The lawsuit claims Mississippi's abortion restrictions have been "designed to choke off access to abortion in the state, primarily by decreasing the number of providers of abortion care, while at the same time delaying and misinforming women who manage to reach these providers." The lawsuit argues that Mississippi's abortion laws place a large burden on families because women have to visit a clinic twice to obtain an abortion, but only visit once for any other comparable care. The complaint says it also places an undue burden on women due to the only abortion clinic left in the state of Mississippi is in Jackson and could force women to incur additional expenses or require explanations to partners or family members that could put them at risk.

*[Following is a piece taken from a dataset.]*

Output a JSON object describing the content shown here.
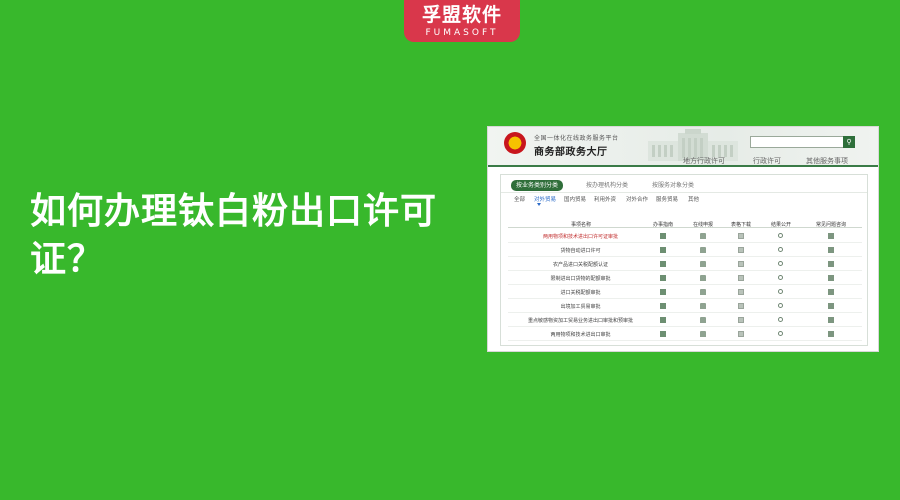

The lawsuit is being brought under the Due Process and Equal Protection clauses of the Fourteenth Amendment, and is seeking an injunction to prevent enforcement. The laws challenged are: the licensing regulations that require more regulations than that of other health providers who preform office-based procedures, the two trip requirements, the requirement of false information being provided to patients or face prosecution, the prohibition on qualified advanced practice clinicians providing abortion care, and the prohibition on the practice of telemedicine that only applies to abortion.
The lawsuit is in response to a number of Mississippi's laws to restrict abortion, but also to the newest law enacted by the legislature. The Mississippi Gestational Age Act [Act PDF] would prohibit an abortion on a fetus with a gestational age of more than 15 weeks. The Gestational Act is currently blocked by a federal court because it is challenged in another lawsuit. [JURIST Report].
The lawsuit was filed in the US District Court for the Southern District of Southern Mississippi.